Extrapolating China’s current trajectory produces figures that strain credulity.

If deployment continues at roughly 300-350 gigawatts annually—below the 2024 pace but above long-term averages—China would reach 2,500-3,000 gigawatts of wind and solar by 2035.

That would represent roughly half of global renewable capacity. Concentrated in a single country with less than a fifth of global population.

At that scale, China would generate more electricity from wind and solar alone than the entire United States generates from all sources today.

The country’s grid would need to manage variable renewable penetration approaching 50-60% of total generation. Storage capacity measured in thousands of gigawatt-hours. Transmission infrastructure to match.

Whether this is achievable depends on factors difficult to model: continued policy support, grid integration success, equipment supply chain scaling, absence of major disruptions.

It also depends on continued willingness to accept the inefficiencies and oversupply that have characterised the buildout to date.

But the track record suggests caution before betting against Chinese infrastructure deployment.

The IEA has been revising forecasts upward for years.
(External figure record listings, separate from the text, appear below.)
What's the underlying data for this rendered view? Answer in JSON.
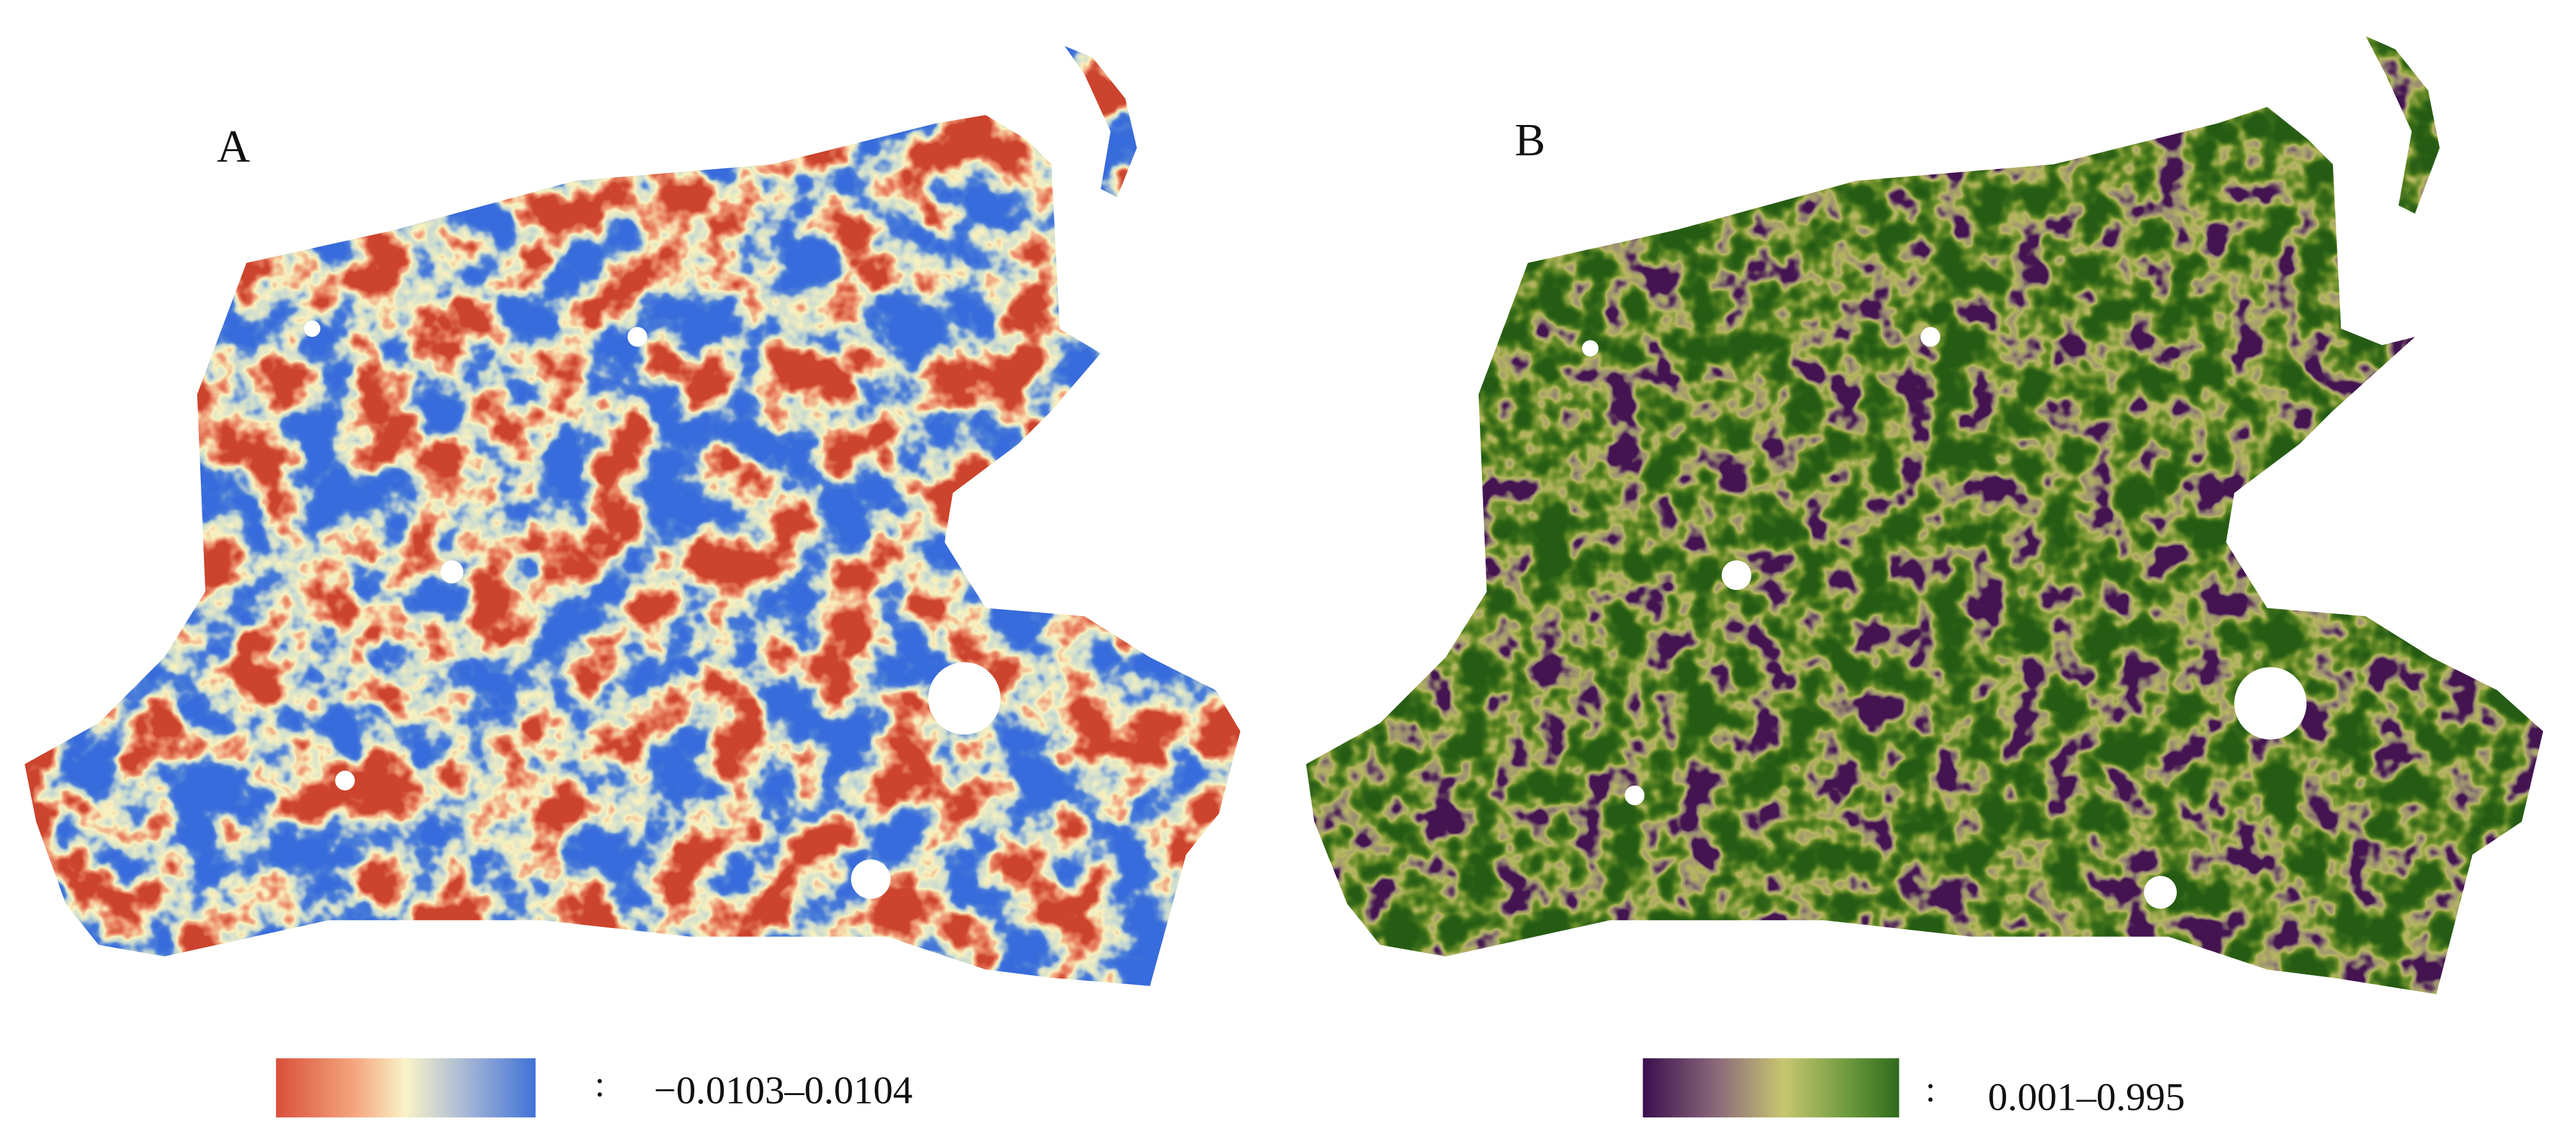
{
  "panels": [
    {
      "label": "A",
      "legend": {
        "separator": ":",
        "range": "−0.0103–0.0104"
      }
    },
    {
      "label": "B",
      "legend": {
        "separator": ":",
        "range": "0.001–0.995"
      }
    }
  ]
}
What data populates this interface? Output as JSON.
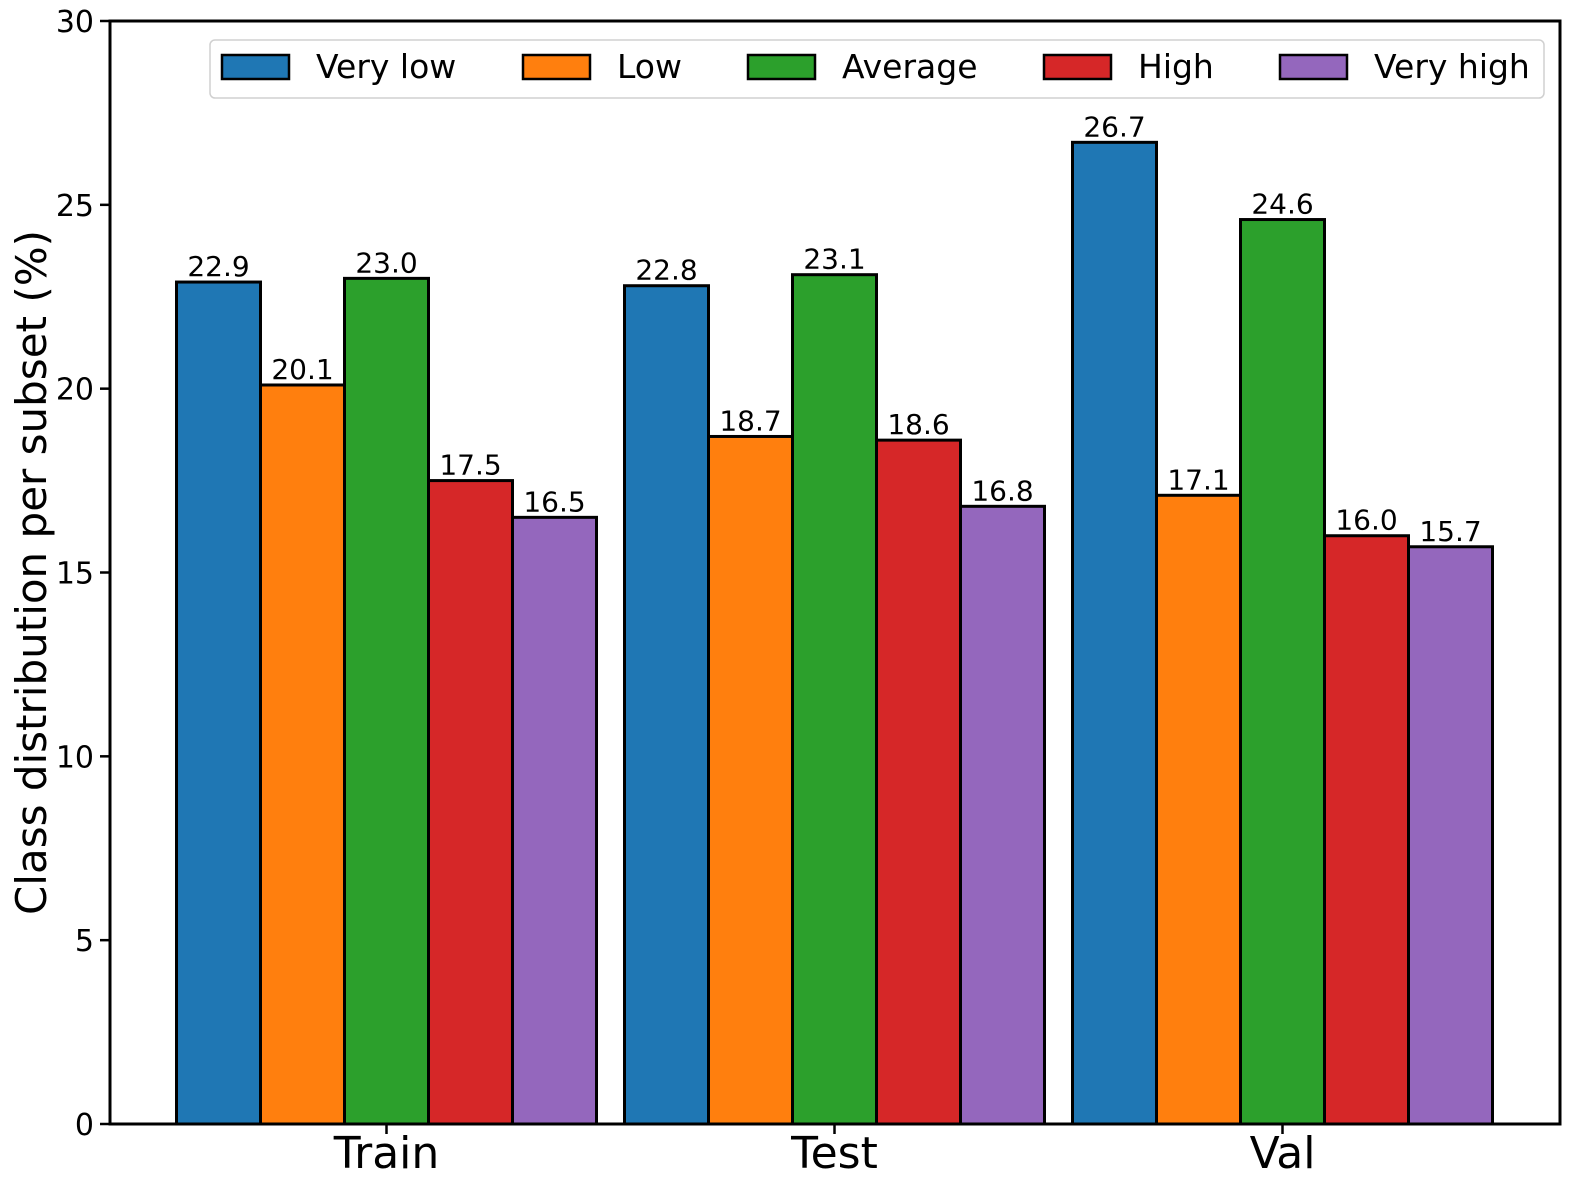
{
  "chart_data": {
    "type": "bar",
    "title": "",
    "xlabel": "",
    "ylabel": "Class distribution per subset (%)",
    "categories": [
      "Train",
      "Test",
      "Val"
    ],
    "ylim": [
      0,
      30
    ],
    "yticks": [
      "0",
      "5",
      "10",
      "15",
      "20",
      "25",
      "30"
    ],
    "grid": false,
    "legend_position": "top-right",
    "series": [
      {
        "name": "Very low",
        "color": "#1f77b4",
        "values": [
          22.9,
          22.8,
          26.7
        ],
        "labels": [
          "22.9",
          "22.8",
          "26.7"
        ]
      },
      {
        "name": "Low",
        "color": "#ff7f0e",
        "values": [
          20.1,
          18.7,
          17.1
        ],
        "labels": [
          "20.1",
          "18.7",
          "17.1"
        ]
      },
      {
        "name": "Average",
        "color": "#2ca02c",
        "values": [
          23.0,
          23.1,
          24.6
        ],
        "labels": [
          "23.0",
          "23.1",
          "24.6"
        ]
      },
      {
        "name": "High",
        "color": "#d62728",
        "values": [
          17.5,
          18.6,
          16.0
        ],
        "labels": [
          "17.5",
          "18.6",
          "16.0"
        ]
      },
      {
        "name": "Very high",
        "color": "#9467bd",
        "values": [
          16.5,
          16.8,
          15.7
        ],
        "labels": [
          "16.5",
          "16.8",
          "15.7"
        ]
      }
    ]
  }
}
BloombergNEF regularly notes that Chinese installations exceed projections.

The factory continues to grow.

Those who predicted it would slow have been consistently wrong.

For the rest of the world, the strategic implications are substantial.

China’s energy transition is not waiting for international consensus, carbon pricing mechanisms, or technological breakthroughs that Western roadmaps often assume.

It is happening through brute-force industrial policy, manufacturing dominance, and tolerance for approaches that efficiency-oriented analysis dismisses.

The Factorio community has another saying, usually offered when someone complains that their factory is ugly, wasteful, or inelegant:

“If it’s stupid and it works, it’s not stupid.”

China’s energy planners would probably agree.